Вместо того чтобы передвинуть ладью, я тянусь за белой королевой – изысканно вырезанной русалкой. Я достаточно хорошо разбиралась в шахматах, чтобы понимать: я бросаю вызов судьбе, в последнюю очередь стоит жертвовать столь ценной фигурой.

Я ставлю русалку на пустую клетку, прекрасно понимая, что она стоит на пути у коня Джозефа.

Он поднимает голову.

– Вы же этого не хотите.

Я встречаюсь с ним взглядом.

– Буду учиться на собственных ошибках.

Джозеф, как и ожидалось, берет мою королеву.
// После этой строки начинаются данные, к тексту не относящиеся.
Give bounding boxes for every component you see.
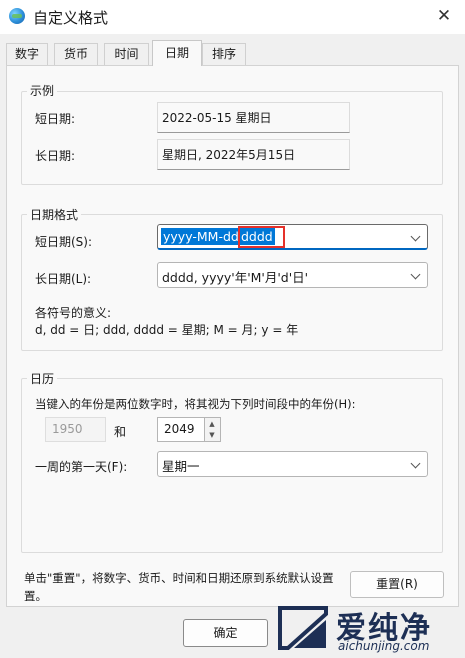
short-date-label: 短日期(S):	[35, 235, 93, 249]
tab-time[interactable]: 时间	[104, 43, 149, 65]
watermark-logo-icon	[278, 606, 328, 650]
chevron-down-icon[interactable]	[410, 458, 421, 469]
ok-button[interactable]: 确定	[183, 619, 268, 647]
sample-short-label: 短日期:	[35, 112, 76, 126]
spin-down-icon[interactable]: ▼	[205, 430, 219, 441]
globe-icon	[9, 8, 25, 24]
sample-long-value: 星期日, 2022年5月15日	[157, 139, 350, 170]
from-year-field: 1950	[45, 417, 106, 442]
close-icon[interactable]: ✕	[432, 5, 456, 29]
sample-long-label: 长日期:	[35, 149, 76, 163]
calendar-legend: 日历	[27, 370, 58, 387]
two-digit-year-text: 当键入的年份是两位数字时，将其视为下列时间段中的年份(H):	[35, 397, 356, 411]
reset-button[interactable]: 重置(R)	[350, 571, 444, 598]
title-bar: 自定义格式 ✕	[0, 0, 465, 34]
symbol-meaning-text: d, dd = 日; ddd, dddd = 星期; M = 月; y = 年	[35, 323, 299, 337]
sample-short-value: 2022-05-15 星期日	[157, 102, 350, 133]
date-format-legend: 日期格式	[27, 206, 82, 223]
long-date-label: 长日期(L):	[35, 272, 92, 286]
long-date-combo[interactable]: dddd, yyyy'年'M'月'd'日'	[157, 262, 428, 288]
tab-currency[interactable]: 货币	[54, 43, 98, 65]
short-date-selected-text: yyyy-MM-dd	[161, 228, 241, 245]
chevron-down-icon[interactable]	[410, 231, 421, 242]
short-date-combo[interactable]: yyyy-MM-dd dddd	[157, 224, 428, 250]
watermark-url: aichunjing.com	[338, 639, 430, 653]
spin-up-icon[interactable]: ▲	[205, 419, 219, 430]
symbol-meaning-title: 各符号的意义:	[35, 306, 112, 320]
tab-number[interactable]: 数字	[6, 43, 48, 65]
window-title: 自定义格式	[33, 9, 109, 27]
chevron-down-icon[interactable]	[410, 269, 421, 280]
to-year-field[interactable]: 2049	[157, 417, 205, 442]
reset-description-line1: 单击"重置"，将数字、货币、时间和日期还原到系统默认设置	[24, 571, 334, 585]
red-highlight-box	[238, 226, 285, 248]
tab-date[interactable]: 日期	[152, 40, 202, 66]
reset-description-line2: 置。	[24, 589, 47, 603]
first-day-label: 一周的第一天(F):	[35, 460, 128, 474]
first-day-value: 星期一	[162, 459, 200, 474]
sample-legend: 示例	[27, 82, 58, 99]
first-day-combo[interactable]: 星期一	[157, 451, 428, 477]
tab-sort[interactable]: 排序	[202, 43, 246, 65]
and-label: 和	[114, 425, 127, 439]
long-date-value: dddd, yyyy'年'M'月'd'日'	[162, 270, 309, 285]
year-spinner[interactable]: ▲ ▼	[205, 417, 221, 442]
– Что вы делали, – спрашиваю я, – в Освенциме?

– Я уже вам рассказал.

– Нет, – отвечаю я, – вы рассказали, чего не делали.

Ева устраивается у ног хозяина.

– Вам не обязательно это слушать.

Я не свожу с него взгляда.

– Наказывал тех, кто не мог выполнять свою работу.

– Потому что умирал от голода.

– Не я создал систему, – отвечает Джозеф.

– Но и не сделали ничего, чтобы ее остановить, – возражаю я.

– Что вы хотите от меня услышать? Что я сожалею?

– А как я могу вас простить, если вы не раскаиваетесь? – Я ловлю себя на том, что кричу. – Я не могу этого сделать, Джозеф. Найдите кого-то другого.

Джозеф бьет кулаком по столу, шахматы подпрыгивают вверх.

– Я убивал их. Да. Вы это хотели услышать? Вот этими руками убивал! Довольны? Это вам нужно было знать? Я убийца и за это должен умереть.

Я глубоко вздыхаю. Лео будет злиться, но кто, как не он, поймет, что я чувствовала, слушая, что офицеры ходили в бары и на концерты, когда моя бабушка лизала пол, на который пролился суп.

– Вы не заслуживаете смерти, – сквозь зубы говорю я. – Только не тогда, когда вы этого хотите, поскольку сами такой роскоши другим людям не дарили. Надеюсь, вы будете умирать медленно и мучительно. Нет, на самом деле я надеюсь, что вы будете жить вечно, чтобы ваши поступки съедали вас изнутри еще очень, очень долго.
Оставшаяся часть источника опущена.